Noémie Moulin chez Torticolis et frères
Ce roman fait le récit de personnes qui vivent les choses de façon intense et de destins qui se croisent. Ces « enfants », sans cesse en mouvement, s’envolent, tourbillonnent de l’intérieur, s’éloignent de la réalité pour y revenir changé.es. Passant par des états de tristesse, de douleur, de perte de sens, les personnages du roman s’arment de patience et de confiance pour avancer. Et quand la vie s’en va, qu’elle les quitte momentanément ou définitivement, alors ne restent que les hélices pour leur permettre de continuer à cheminer.
Comme trop simple pour être vrai
J’ai mis trois semaines à terminer ce tout petit livre. Moins de deux cents pages que je lis normalement en une soirée. Trois semaines, parce que les mots de Noémie Moulin sont d’une pureté inouïe et qu’ils charrient des émotions intenses. Il est 7 h du matin, après une nuit à chasser le sommeil, j’ai abdiqué. Et pour attendre que le soleil se lève, j’ai plongé dans les quelques pages qu’il me restait. Le sommeil n’est jamais venu, le jour oui, et les sanglots avec lui. Parce que Les enfants à hélice est un jardin d’émotions, de bouleversements, de délicatesses et de sagesses.
Autour de trois personnages, Noémie Moulin embrasse toute l’humanité. Il n’y a rien d’exceptionnel dans ces vies et pourtant elles sont pleinement vécues, précieuses et riches. Noémie parle de nous, de nos peurs et nos bonheurs, de nos terreurs et nos joies, de nos amours et nos faiblesses. Ses mots sont si puissants, si limpides, si harmonieux qu’ils vous bercent. Ils tricotent un pull dans lequel ces trois destins s’enlacent et viennent se réchauffer. Les enfants à hélice est un livre qui se savoure, parce qu’il a le gout de l’innocence. De celle qu’on possède, enfant, et de celle qu’on retrouve, adulte, quand enfin, on s’autorise à être simplement heureux…
« … Maintenant, sous la guirlande de papier blanc, sur leur danse mal équilibrée, de leurs pas intimidés, Mado et Léo échangent leur première promesse intime. Celle d’essayer.
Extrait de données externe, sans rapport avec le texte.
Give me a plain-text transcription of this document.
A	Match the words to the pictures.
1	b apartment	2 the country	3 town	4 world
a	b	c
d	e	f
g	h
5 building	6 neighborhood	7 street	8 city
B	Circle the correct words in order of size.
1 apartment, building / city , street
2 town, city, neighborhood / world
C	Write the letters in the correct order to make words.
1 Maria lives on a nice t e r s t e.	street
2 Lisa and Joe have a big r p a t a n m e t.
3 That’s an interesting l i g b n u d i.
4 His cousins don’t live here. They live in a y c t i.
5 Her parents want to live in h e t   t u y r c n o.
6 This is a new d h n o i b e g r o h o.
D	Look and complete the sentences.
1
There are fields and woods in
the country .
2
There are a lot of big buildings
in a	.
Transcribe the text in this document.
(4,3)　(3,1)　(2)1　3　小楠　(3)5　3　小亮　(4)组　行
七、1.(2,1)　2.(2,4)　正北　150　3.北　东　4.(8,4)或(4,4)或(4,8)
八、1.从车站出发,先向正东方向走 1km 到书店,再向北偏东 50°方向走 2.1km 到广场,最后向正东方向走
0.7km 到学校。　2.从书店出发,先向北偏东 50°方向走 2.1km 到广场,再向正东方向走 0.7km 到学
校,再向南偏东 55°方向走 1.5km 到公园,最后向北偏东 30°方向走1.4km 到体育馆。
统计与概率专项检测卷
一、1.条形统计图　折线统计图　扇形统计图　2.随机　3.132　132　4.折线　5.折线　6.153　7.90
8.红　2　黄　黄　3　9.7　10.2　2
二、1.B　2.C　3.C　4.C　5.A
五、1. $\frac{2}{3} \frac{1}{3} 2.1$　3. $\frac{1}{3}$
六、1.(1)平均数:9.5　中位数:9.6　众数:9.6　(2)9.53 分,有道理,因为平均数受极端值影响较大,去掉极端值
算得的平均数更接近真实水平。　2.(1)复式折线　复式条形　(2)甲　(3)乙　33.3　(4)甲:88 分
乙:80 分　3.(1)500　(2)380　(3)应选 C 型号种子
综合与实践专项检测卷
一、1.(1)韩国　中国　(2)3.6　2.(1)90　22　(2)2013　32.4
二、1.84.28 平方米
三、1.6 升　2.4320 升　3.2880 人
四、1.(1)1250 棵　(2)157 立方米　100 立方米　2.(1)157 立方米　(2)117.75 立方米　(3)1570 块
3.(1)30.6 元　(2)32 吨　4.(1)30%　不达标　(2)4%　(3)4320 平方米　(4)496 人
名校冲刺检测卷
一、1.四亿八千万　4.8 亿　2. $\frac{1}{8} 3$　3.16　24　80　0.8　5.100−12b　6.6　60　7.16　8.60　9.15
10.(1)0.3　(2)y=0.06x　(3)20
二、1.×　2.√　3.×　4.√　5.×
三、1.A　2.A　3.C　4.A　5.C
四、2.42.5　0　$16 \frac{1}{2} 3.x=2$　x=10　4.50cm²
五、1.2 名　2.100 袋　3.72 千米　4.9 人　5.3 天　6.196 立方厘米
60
D’être auprès de l’autre et de faire face, côte à côte, de s’accompagner, de se suivre, de danser. »
« … Je lui prends la tasse des mains et la porte à ma bouche, puis renonce. J’ai des mots au bord des lèvres et ne veux pas les diluer ni les ravaler
-Je ne vais jamais assez loin, je dis en m’asseyant sur ses genoux. Quand je marche, le chemin me ramène toujours ici. C’est une boucle, tu comprends? Et j’ai besoin de sortir de la boucle.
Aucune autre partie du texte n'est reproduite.